Spacecraft were color coded for sections of space they would go into, the type of missions they would accomplish, and the capacity they carried. They also had numbers painted on the smooth sides for other purposes I won’t go into for now. The colors were always reds, yellows, blues, purples. Never gold, never green, never grey. Those colors reminded people of the world they lived in already. It was a curse word to speak of anything but the future. Possibility was a buzzword, potential, advance, evolve. They all lived for something they didn’t have. I somewhat resented this but it was impossible to go against the flow. The herd was overwhelming. The undertow of wild expansion drowned me. The metal walls of the city always seemed closing in. I was in the wheat fields though, the only place I could breathe. The wind gently brushed the wheat. It was a flat gold shimmer. I waded through slowly. The city behind me, getting smaller and dominating a thinner stretch of a horizon. The other horizons I noticed were the horizon of farming silos and the horizon of warehouses. Everything had to be enclosed. Everything had to belong in its given zone. It wasn’t that we wanted it like that, but people were afraid their neighbor would be neither reasonable nor predictable. We fenced ourselves in. We belonged in some places and nowhere else. Was I the only one who had sorts of mental crises because of this? The warehouses were small buildings to me but massive buildings up close. That’s how I knew I had space to think and feel. The fields just went on forever…until they hit a wall. But as long as the wall was far away I didn't worry about it. Farming was the biggest and oldest industry and farmers were the last normal class. They were sentinels and just did the same thing day in and day out. We had consolidated the cities to allow for efficiency, leaving more space for farmers to grow the food society needed. Sun, and dirt; gold and grey this was the unwanted space of the world, but only by new and changing standards. The farmers were happy to have the world back. I walked further into the field.
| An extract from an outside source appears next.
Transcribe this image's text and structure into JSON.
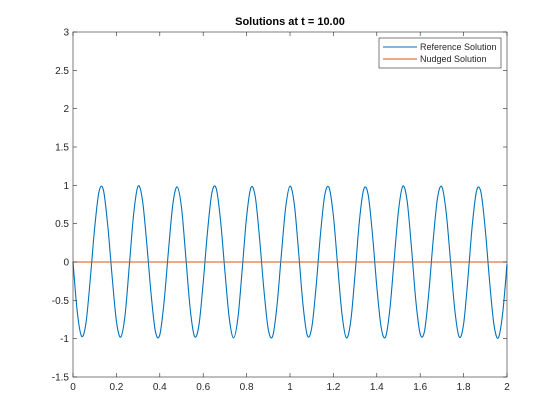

The sky was grey and cloudy, maybe about to rain. Every couple hours another Bullet would launch. To save on the fuel, as efficient as fuel science had become, space launches consisted of two stages. The Bullet Ship would descend down into a vertical shaft, miles long, where it would then be magnetically charged and then launched into the air. Stage two would begin as thrusters kicked in halfway through the atmosphere and help escape gravity. It saved on fuel dramatically and increased what people could pack for the journeys.

She was sitting on a blanket in the middle of the field. Her hair gently blowing in the breeze. It took my breath away with how beautiful she was. She was just there –no rushing to get anywhere or be anyone. She made my heart race yet my mind felt calm for a moment. She made me feel like there was no one else who existed but her at that moment. It didn’t feel right to interrupt her so I just watched her as I softly walked through the grain – heart throbbing against my ribs. I didn’t feel in control but somehow I wanted this. No matter what happened, I just wanted it to happen with her. I opened my mouth to say hi. “Hello there.” I somehow managed.

She turned and the most beautiful eyes looked back at me.